Legenda Suku Dayak Ngaju-Oot Danum tentang Perahu, Jukung atau Banama
Seperti ragam budaya dan kepercayaan ras maupun suku di penjuru dunia ini. Suku Dayak di Pulau Borneo-Kalimantan yaitu Suku Dayak Ngaju-Oot Danum, memiliki keunikan terpisah dalam Tungau atau Mitos dari Perahu, Jukung atau Banama dalam Dayak Kuno (Bahasa Sangiang), hal ini mungkin saja sangat menarik bagi generasi kini untuk mendalaminya.
Menurut Legenda Penciptaan Batang Garing, dituturkan bahwa pada suatu waktu Penguasa Alam Atas bernama Ranying Mahatara Langit bersama Jata Balawang Bulau, Penguasa Alam Bawah, sepakat untuk menciptakan dunia, dengan diawali Penciptaan Batang Garing. Batang, dahan, tangkai, daun, buah-buahan. Batang Garing ini semuanya terdiri dari berbagai jenis logam dan batu mulia. Jata kemudian melepaskan Burung Tingang Betina (Enggang Betina) dari sangkar emasnya. Burung itu kemudian terbang, lalu hinggap dan menikmati buah-buahan Batang Garing. Bersama dengan itu Mahatara pemilihan Keris Emasnya, lalu menjelma menjadi Enggang Jantan yang disebut Tambarirang. Tambarirang ini pun hinggap dan menikmati buah-buahan Batang Garing.Kedua Burung Tinggang Jenis lain ini saling iri dan cemburu.

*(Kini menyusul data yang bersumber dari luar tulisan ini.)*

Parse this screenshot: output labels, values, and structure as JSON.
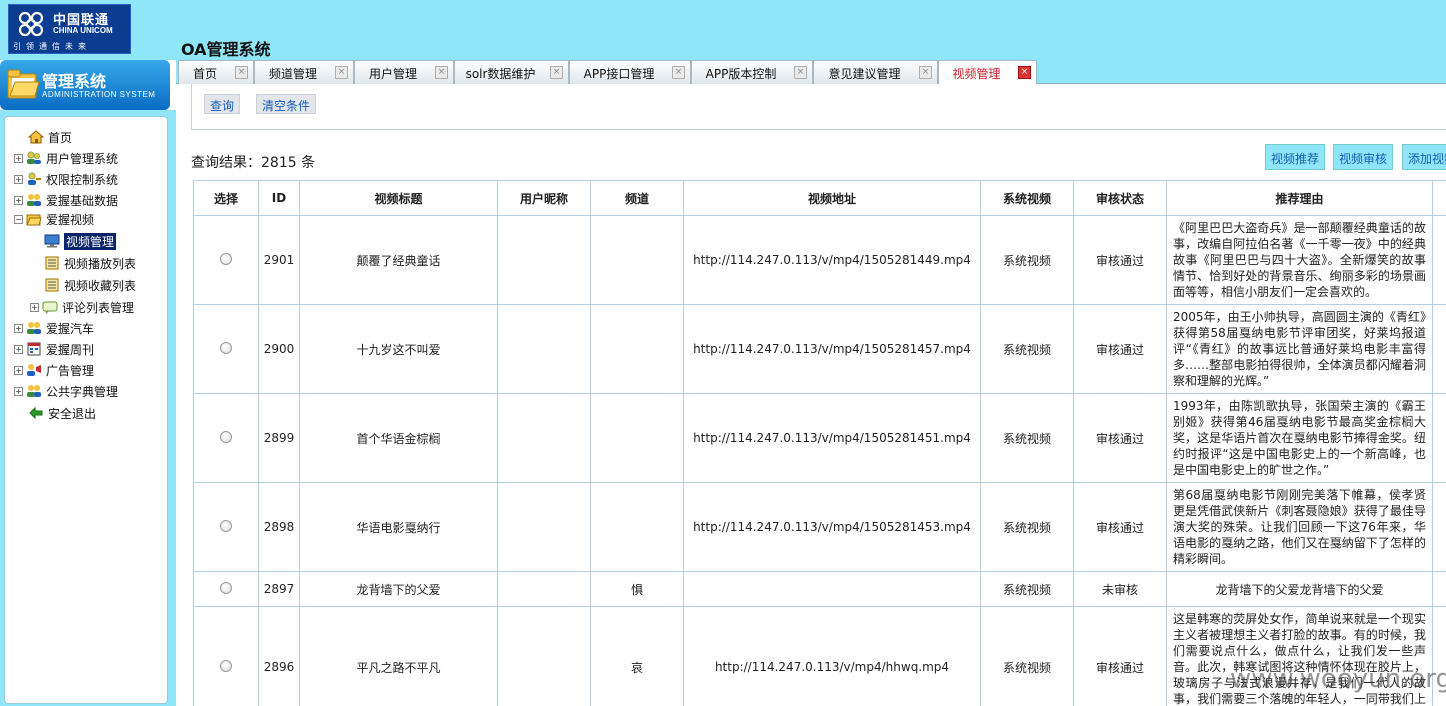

Akhirnya terjadi perang suci. Pertempuran maha dahsyat ini menghancurkan Batang Garing dan kedua burung itu sendiri. Dari keping - keping kehancuran inilah yang tercipta kehidupan baru, alam semesta dan segala jenisnya.
Miniatur Banama Nyahu (Museum Balanga Palangkaraya, Kalteng)
Menurut Bajik R. Simpei dalam Tamparan Taluh Handiai (Awal Segala Kejadian), bahwa Raja Duhung Mama Tandang telah mengajarkan tentang tata cara Balian Tantulak Ambun Runtas Matei, perjalanan Banama Nyahu (menggunakan: Perahu Guntur) dan bermacam-macam upacara lainnya yang berhubungan dengan kematian . Raja Linga Rawing, Tempun Telun, Telun dan Hamparung, mereka mengajarkan tata cara pelaksanaan Hanteran dan skenario awal kejadian segala-galanya sampai pada tata cara Upacara Tiwah serta yang lainnya. Raja Garing Hatungku, Nyai Endas Bulau Lisan Tingang, Nyai Inai Mangut, mengajar dalam menyediakan ketupat, kambuangan, sanggar, palangka dan peralatan lainnya.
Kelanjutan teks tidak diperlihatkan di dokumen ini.